Salpausselän Reipas
- Full name: Salpausselän Reipas
- Nickname(s): SalReipas
- Founded: 2004; 21 years ago
- Ground: Kisapuisto tekonurmi, Lahti Finland
- Chairman: Tero Rantala
- Coach: Mika Leppäkynnäs
- League: Kolmonen
- 2009: 2nd – Kolmonen (Helsinki and Uusimaa) – Section 3
| Home colours |

= Salpausselän Reipas =

Finnish football club

Salpausselän Reipas (abbreviated SalReipas) is a football club from Lahti in Finland. The club was formed in 2004 and their home ground is at the Mukkulan kenttä. The first team currently plays in the Kolmonen (Third Division), the fourth tier of Finnish football. The Chairman of SalReipas is Tero Rantala.

==History==
The club was founded in 2004 and has made rapid progress since they began competitive football with the SPL Uusimaa in 2005 in Section 7 of the Kutonen (Sixth Division) which they won at the first attempt. Further promotions followed in the next two seasons in 2006 and 2007 when the club won Section 3 of the Vitonen (Fifth Division) and Section 2 of the Nelonen (Fourth Division) respectively. In their first three seasons the club only lost 1 league match and won the other 55 matches, scoring 322 goals in the process. In the last two seasons SalReipas have competed in Section 3 of the Kolmonen finishing 4th in 2008 and 2nd in 2009. The latter season was a great disappointment with the club missing out on promotion by 2 points to local rivals City Stars.

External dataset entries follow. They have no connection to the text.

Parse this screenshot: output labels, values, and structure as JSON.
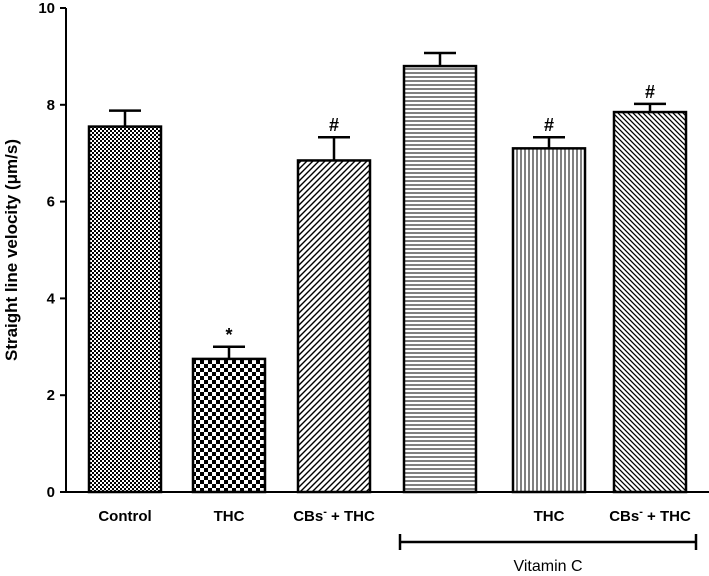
{
  "chart_data": {
    "type": "bar",
    "title": "",
    "xlabel": "",
    "ylabel": "Straight line velocity (μm/s)",
    "ylim": [
      0,
      10
    ],
    "yticks": [
      "0",
      "2",
      "4",
      "6",
      "8",
      "10"
    ],
    "categories": [
      "Control",
      "THC",
      "CBs- + THC",
      "",
      "THC",
      "CBs- + THC"
    ],
    "values": [
      7.55,
      2.75,
      6.85,
      8.8,
      7.1,
      7.85
    ],
    "errors": [
      0.33,
      0.25,
      0.48,
      0.27,
      0.23,
      0.17
    ],
    "annotations": [
      "",
      "*",
      "#",
      "",
      "#",
      "#"
    ],
    "patterns": [
      "dots",
      "checker",
      "diag-right",
      "horizontal",
      "vertical",
      "diag-left"
    ],
    "group_label": "Vitamin C"
  },
  "labels": {
    "control": "Control",
    "thc": "THC",
    "cbs_thc_base": "CBs",
    "cbs_thc_sup": "-",
    "cbs_thc_rest": " + THC",
    "ylabel_text": "Straight line velocity (",
    "ylabel_mu": "μm/s",
    "ylabel_close": ")",
    "group": "Vitamin C"
  }
}
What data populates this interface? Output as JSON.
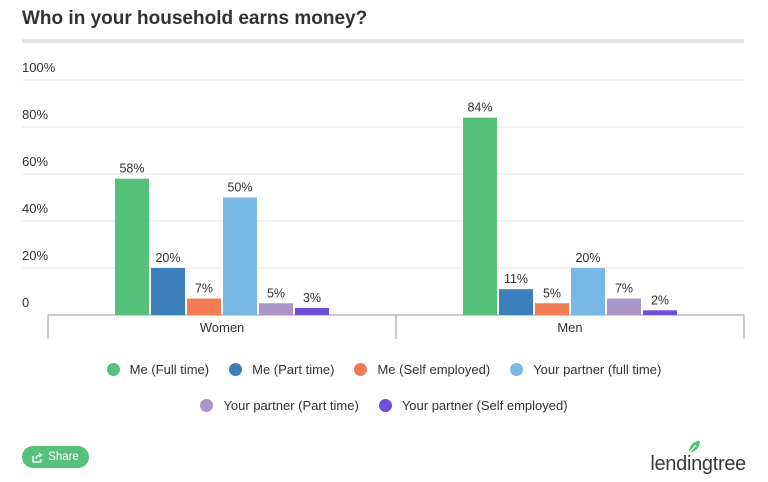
{
  "title": "Who in your household earns money?",
  "share_label": "Share",
  "brand": "lendingtree",
  "colors": {
    "grid": "#e6e6e6",
    "axis": "#999999",
    "share_bg": "#56c17a",
    "brand_leaf": "#56c17a"
  },
  "chart_data": {
    "type": "bar",
    "title": "Who in your household earns money?",
    "categories": [
      "Women",
      "Men"
    ],
    "ylim": [
      0,
      100
    ],
    "yticks": [
      "0",
      "20%",
      "40%",
      "60%",
      "80%",
      "100%"
    ],
    "ytick_values": [
      0,
      20,
      40,
      60,
      80,
      100
    ],
    "legend_position": "bottom",
    "series": [
      {
        "name": "Me (Full time)",
        "color": "#56c17a",
        "values": [
          58,
          84
        ],
        "labels": [
          "58%",
          "84%"
        ]
      },
      {
        "name": "Me (Part time)",
        "color": "#3b80bb",
        "values": [
          20,
          11
        ],
        "labels": [
          "20%",
          "11%"
        ]
      },
      {
        "name": "Me (Self employed)",
        "color": "#f27b55",
        "values": [
          7,
          5
        ],
        "labels": [
          "7%",
          "5%"
        ]
      },
      {
        "name": "Your partner (full time)",
        "color": "#79b8e4",
        "values": [
          50,
          20
        ],
        "labels": [
          "50%",
          "20%"
        ]
      },
      {
        "name": "Your partner (Part time)",
        "color": "#a995c8",
        "values": [
          5,
          7
        ],
        "labels": [
          "5%",
          "7%"
        ]
      },
      {
        "name": "Your partner (Self employed)",
        "color": "#6d4fd8",
        "values": [
          3,
          2
        ],
        "labels": [
          "3%",
          "2%"
        ]
      }
    ]
  }
}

In the 2010 Finnish Cup (Suomen Cup) SalReipas showed both their pedigree and future potential by reaching Round 6 before finally going out 1–2 at home to Ilves. Highlights of the competition were home wins against Kakkonen opposition – 4–1 against Lohjan Pallo and 2–0 against Laajasalon Palloseura.

SalReipas Akatemia began operations in October 2009 as the club's second team. The team was established to serve the needs of young hopefuls who are not yet ready for first team football. They created a club record on 24 May 2010 with a 25–0 win against Hyvinkään Urheiluseura 1. Their home ground is at the Kisapuiston tekonurmi.

==Season to season==

| Season | Level | Division | Section | Administration | Position | Movements |
|---|---|---|---|---|---|---|
| 2005 | Tier 7 | Kutonen (Sixth Division) | Section 7 | Uusimaa (SPL Uusimaa) | 1st | Promoted |
| 2006 | Tier 6 | Vitonen (Fifth Division) | Section 3 | Uusimaa (SPL Uusimaa) | 1st | Promoted |
| 2007 | Tier 5 | Nelonen (Fourth Division) | Section 2 | Uusimaa (SPL Uusimaa) | 1st | Promoted |
| 2008 | Tier 4 | Kolmonen (Third Division) | Section 3 | Helsinki & Uusimaa (SPL Helsinki) | 4th |  |
| 2009 | Tier 4 | Kolmonen (Third Division) | Section 3 | Helsinki & Uusimaa (SPL Uusimaa) | 2nd |  |
| 2010 | Tier 4 | Kolmonen (Third Division) | Section 3 | Helsinki & Uusimaa (SPL Uusimaa) | 2nd |  |

----
- 3 seasons in Kolmonen
- 1 season in Nelonen
- 1 season in Vitonen
- 1 season in Kutonen

==Honours and achievements==
- Kutonen (Section 7) Winners – 2005
- Vitonen (Section 3) Winners – 2006
- Nelonen (Section 2) Winners – 2007
- Round 6 of Finnish Cup – 2010

==Club Structure==
SalReipas have 2 men's teams. The club does not currently run a junior section.

==2010 season==
SalReipas Men's Team are competing in Section 3 (Lohko 3) of the Kolmonen administered by Uusimaa SPL. This is the fourth highest tier in the Finnish football system. In 2009 Salpausselän Reipas finished in second position in Section 3 of the Kolmonen (Third Division).

SalReipas Akatemia are participating in Section 7 (Lohko 7) of the Kutonen administered by the Uusimaa SPL.